Elle ajouta à la catastrophe de la Durande ce nouveau naufrage de soixante-quinze mille francs. Elle le remit en possession de cet argent juste assez pour lui en faire sentir la perte. Cette lettre lui montra le fond de sa ruine.

De là une souffrance nouvelle, et très aiguë, que nous avons indiquée tout à l’heure. Il commença, chose qu’il n’avait point faite depuis deux mois, à se préoccuper de sa maison, de ce qu’elle allait devenir, de ce qu’il faudrait réformer.
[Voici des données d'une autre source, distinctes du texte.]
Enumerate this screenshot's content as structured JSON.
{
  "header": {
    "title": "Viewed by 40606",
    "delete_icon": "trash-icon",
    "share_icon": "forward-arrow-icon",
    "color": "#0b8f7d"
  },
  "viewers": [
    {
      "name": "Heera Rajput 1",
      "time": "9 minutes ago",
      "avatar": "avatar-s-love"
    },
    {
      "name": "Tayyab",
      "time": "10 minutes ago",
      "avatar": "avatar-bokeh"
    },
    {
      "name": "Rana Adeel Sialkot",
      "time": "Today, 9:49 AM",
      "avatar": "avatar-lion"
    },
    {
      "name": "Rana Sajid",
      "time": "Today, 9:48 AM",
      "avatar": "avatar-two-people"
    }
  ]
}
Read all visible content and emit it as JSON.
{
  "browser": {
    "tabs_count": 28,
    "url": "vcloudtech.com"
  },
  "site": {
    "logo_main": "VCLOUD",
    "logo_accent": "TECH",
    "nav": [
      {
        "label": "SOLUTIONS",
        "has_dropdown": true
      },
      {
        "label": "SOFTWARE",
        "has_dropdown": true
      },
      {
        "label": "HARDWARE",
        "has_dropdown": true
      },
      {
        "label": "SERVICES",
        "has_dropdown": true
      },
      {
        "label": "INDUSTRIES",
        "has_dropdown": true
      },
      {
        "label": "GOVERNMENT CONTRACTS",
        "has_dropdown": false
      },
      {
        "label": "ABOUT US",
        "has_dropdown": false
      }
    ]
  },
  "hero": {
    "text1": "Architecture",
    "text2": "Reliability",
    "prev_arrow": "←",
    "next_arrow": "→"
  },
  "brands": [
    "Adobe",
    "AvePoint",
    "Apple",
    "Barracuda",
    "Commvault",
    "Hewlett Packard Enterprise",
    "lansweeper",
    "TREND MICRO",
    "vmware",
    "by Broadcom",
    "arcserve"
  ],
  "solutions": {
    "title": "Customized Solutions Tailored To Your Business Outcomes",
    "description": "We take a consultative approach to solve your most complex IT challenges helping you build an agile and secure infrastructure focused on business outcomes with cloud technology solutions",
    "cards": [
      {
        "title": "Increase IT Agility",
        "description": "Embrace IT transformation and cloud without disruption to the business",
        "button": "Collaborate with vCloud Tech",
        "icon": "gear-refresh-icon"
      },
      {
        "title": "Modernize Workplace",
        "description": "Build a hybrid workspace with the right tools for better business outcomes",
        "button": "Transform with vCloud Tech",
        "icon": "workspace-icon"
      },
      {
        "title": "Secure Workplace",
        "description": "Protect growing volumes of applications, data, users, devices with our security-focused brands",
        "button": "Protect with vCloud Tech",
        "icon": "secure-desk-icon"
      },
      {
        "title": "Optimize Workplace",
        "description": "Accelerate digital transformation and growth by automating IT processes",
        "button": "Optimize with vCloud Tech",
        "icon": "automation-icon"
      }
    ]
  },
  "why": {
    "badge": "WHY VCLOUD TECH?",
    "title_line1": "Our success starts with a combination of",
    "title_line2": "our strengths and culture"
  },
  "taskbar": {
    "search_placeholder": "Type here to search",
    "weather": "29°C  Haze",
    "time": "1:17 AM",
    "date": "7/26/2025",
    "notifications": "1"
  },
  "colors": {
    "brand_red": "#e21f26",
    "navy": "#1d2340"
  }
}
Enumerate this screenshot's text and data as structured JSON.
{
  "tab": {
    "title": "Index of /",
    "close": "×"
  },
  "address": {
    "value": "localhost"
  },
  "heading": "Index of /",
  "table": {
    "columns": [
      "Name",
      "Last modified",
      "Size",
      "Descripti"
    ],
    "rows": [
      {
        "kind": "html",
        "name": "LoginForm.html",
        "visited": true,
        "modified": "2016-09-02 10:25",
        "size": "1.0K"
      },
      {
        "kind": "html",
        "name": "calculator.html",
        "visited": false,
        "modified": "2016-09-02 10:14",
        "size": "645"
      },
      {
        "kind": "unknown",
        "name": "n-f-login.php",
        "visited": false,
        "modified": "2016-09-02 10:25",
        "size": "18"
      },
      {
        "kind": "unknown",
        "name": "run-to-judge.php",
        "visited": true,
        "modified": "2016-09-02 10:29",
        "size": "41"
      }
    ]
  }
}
Petit ennui à mille pointes, presque pire que le désespoir. Subir son malheur par le menu, disputer pied à pied au fait accompli le terrain qu’il vient vous prendre, c’est odieux. Le bloc du malheur s’accepte, non sa poussière. L’ensemble accablait, le détail torture. Tout à l’heure la catastrophe vous foudroyait, maintenant elle vous chicane.

C’est l’humiliation aggravant l’écrasement. C’est une deuxième annulation s’ajoutant à la première, et laide. On descend d’un degré dans le néant. Après le linceul, c’est le haillon.

Songer à décroître. Il n’est pas de pensée plus triste.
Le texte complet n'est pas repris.